In February, the EPA, as leader of a task force in collaboration with other federal agencies, released the Great Lakes Restoration Initiative Action Plan, which identifies five priority focus areas.

  1. First is protection and cleanup of the most polluted areas in the lakes. The task force will work with state and municipal partners to clean up toxic hotspots so that these critical waterways are put back to work for healthy fishing and recreation.

  2. Invasive species pose a unique threat to the Great Lakes, and the plan outlines steps to keep such species out of the lakes. Recognizing that Asian carp continue to be an emerging threat, the administration is planning to allocate additional funds under the Initiative to tackle this problem.

  3. Protection of high priority watersheds and reduced runoff from urban, suburban and, agricultural sources is the third focus area.
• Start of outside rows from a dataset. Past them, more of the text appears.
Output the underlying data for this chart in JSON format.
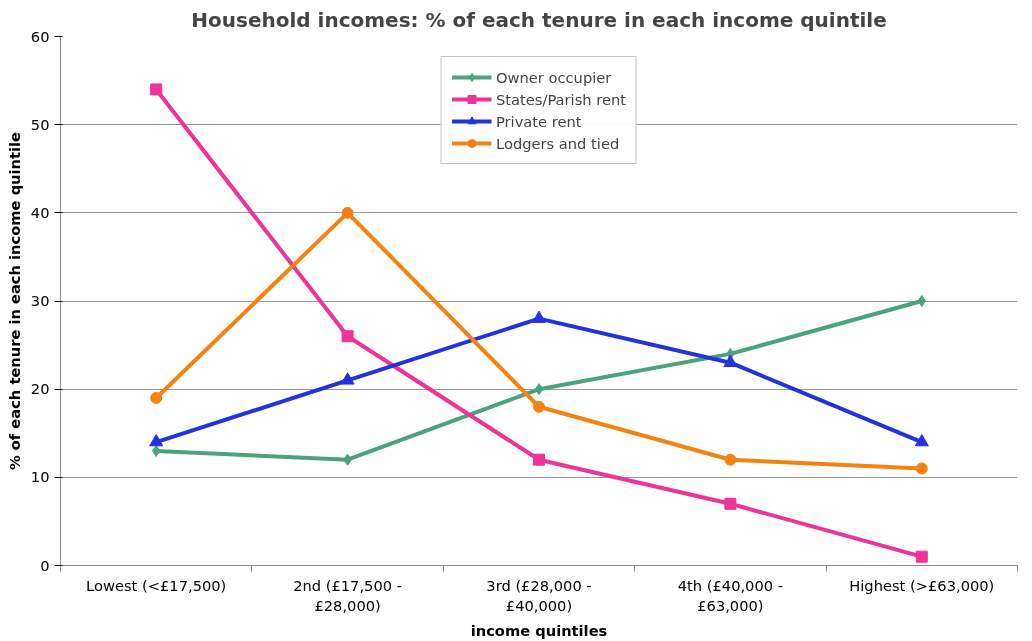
{
  "chart_data": {
    "type": "line",
    "title": "Household incomes: % of each tenure in each income quintile",
    "xlabel": "income quintiles",
    "ylabel": "% of each tenure in each income quintile",
    "categories": [
      "Lowest (<£17,500)",
      "2nd (£17,500 - £28,000)",
      "3rd (£28,000 - £40,000)",
      "4th (£40,000 - £63,000)",
      "Highest (>£63,000)"
    ],
    "series": [
      {
        "name": "Owner occupier",
        "color": "#4aa37c",
        "marker": "diamond",
        "values": [
          13,
          12,
          20,
          24,
          30
        ]
      },
      {
        "name": "States/Parish rent",
        "color": "#ee3399",
        "marker": "square",
        "values": [
          54,
          26,
          12,
          7,
          1
        ]
      },
      {
        "name": "Private rent",
        "color": "#2233dd",
        "marker": "triangle",
        "values": [
          14,
          21,
          28,
          23,
          14
        ]
      },
      {
        "name": "Lodgers and tied",
        "color": "#f58210",
        "marker": "circle",
        "values": [
          19,
          40,
          18,
          12,
          11
        ]
      }
    ],
    "ylim": [
      0,
      60
    ],
    "yticks": [
      0,
      10,
      20,
      30,
      40,
      50,
      60
    ],
    "grid": "y",
    "legend": "top"
  }
}
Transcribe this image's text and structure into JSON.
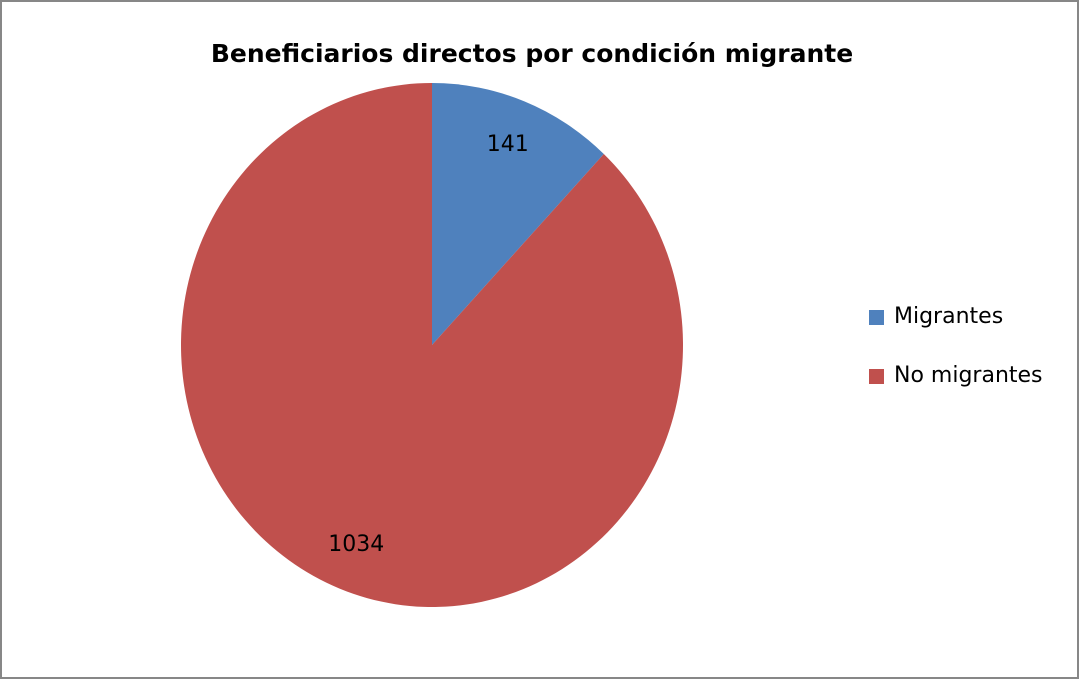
{
  "chart_data": {
    "type": "pie",
    "title": "Beneficiarios directos por condición migrante",
    "categories": [
      "Migrantes",
      "No migrantes"
    ],
    "values": [
      141,
      1034
    ],
    "colors": [
      "#4f81bd",
      "#c0504d"
    ],
    "legend": "right"
  }
}
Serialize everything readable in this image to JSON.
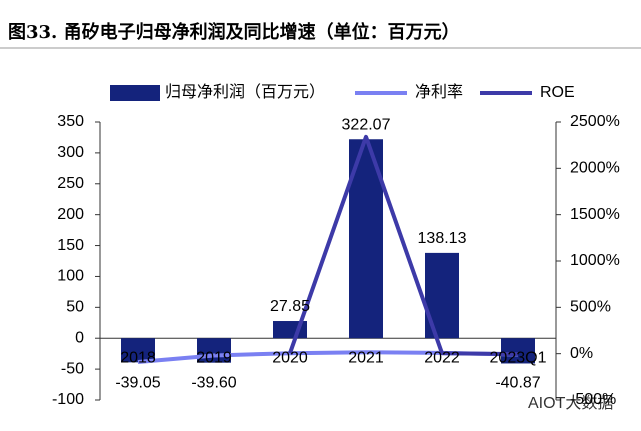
{
  "chart_data": {
    "type": "bar",
    "title": "图33. 甬矽电子归母净利润及同比增速（单位：百万元）",
    "categories": [
      "2018",
      "2019",
      "2020",
      "2021",
      "2022",
      "2023Q1"
    ],
    "series": [
      {
        "name": "归母净利润（百万元）",
        "type": "bar",
        "color": "#14237c",
        "values": [
          -39.05,
          -39.6,
          27.85,
          322.07,
          138.13,
          -40.87
        ],
        "value_labels": [
          "-39.05",
          "-39.60",
          "27.85",
          "322.07",
          "138.13",
          "-40.87"
        ]
      },
      {
        "name": "净利率",
        "type": "line",
        "axis": "y2",
        "color": "#7a80f2",
        "values": [
          -90,
          -20,
          5,
          15,
          8,
          -10
        ]
      },
      {
        "name": "ROE",
        "type": "line",
        "axis": "y2",
        "color": "#3d3aa8",
        "values": [
          null,
          null,
          5,
          2340,
          5,
          -5
        ]
      }
    ],
    "ylim": [
      -100,
      350
    ],
    "yticks": [
      -100,
      -50,
      0,
      50,
      100,
      150,
      200,
      250,
      300,
      350
    ],
    "y2lim": [
      -500,
      2500
    ],
    "y2ticks": [
      {
        "value": -500,
        "label": "-500%"
      },
      {
        "value": 0,
        "label": "0%"
      },
      {
        "value": 500,
        "label": "500%"
      },
      {
        "value": 1000,
        "label": "1000%"
      },
      {
        "value": 1500,
        "label": "1500%"
      },
      {
        "value": 2000,
        "label": "2000%"
      },
      {
        "value": 2500,
        "label": "2500%"
      }
    ],
    "legend": "top",
    "watermark": "AIOT大数据"
  }
}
  4. The action plan includes a first-ever assessment of the entire 530,000 acre Great Lakes coastal wetland, to help the task force begin to restore troubled areas.

  5. The task force will work with the Great Lakes states, nonprofits, stakeholder groups and Canada to protect and restore the lakes through accountability measures, learning initiatives, outreach and strategic partnerships.
The plan provides accountability for the administration's efforts in each of these five priority areas by including measures of progress and benchmarks for success over the next five years.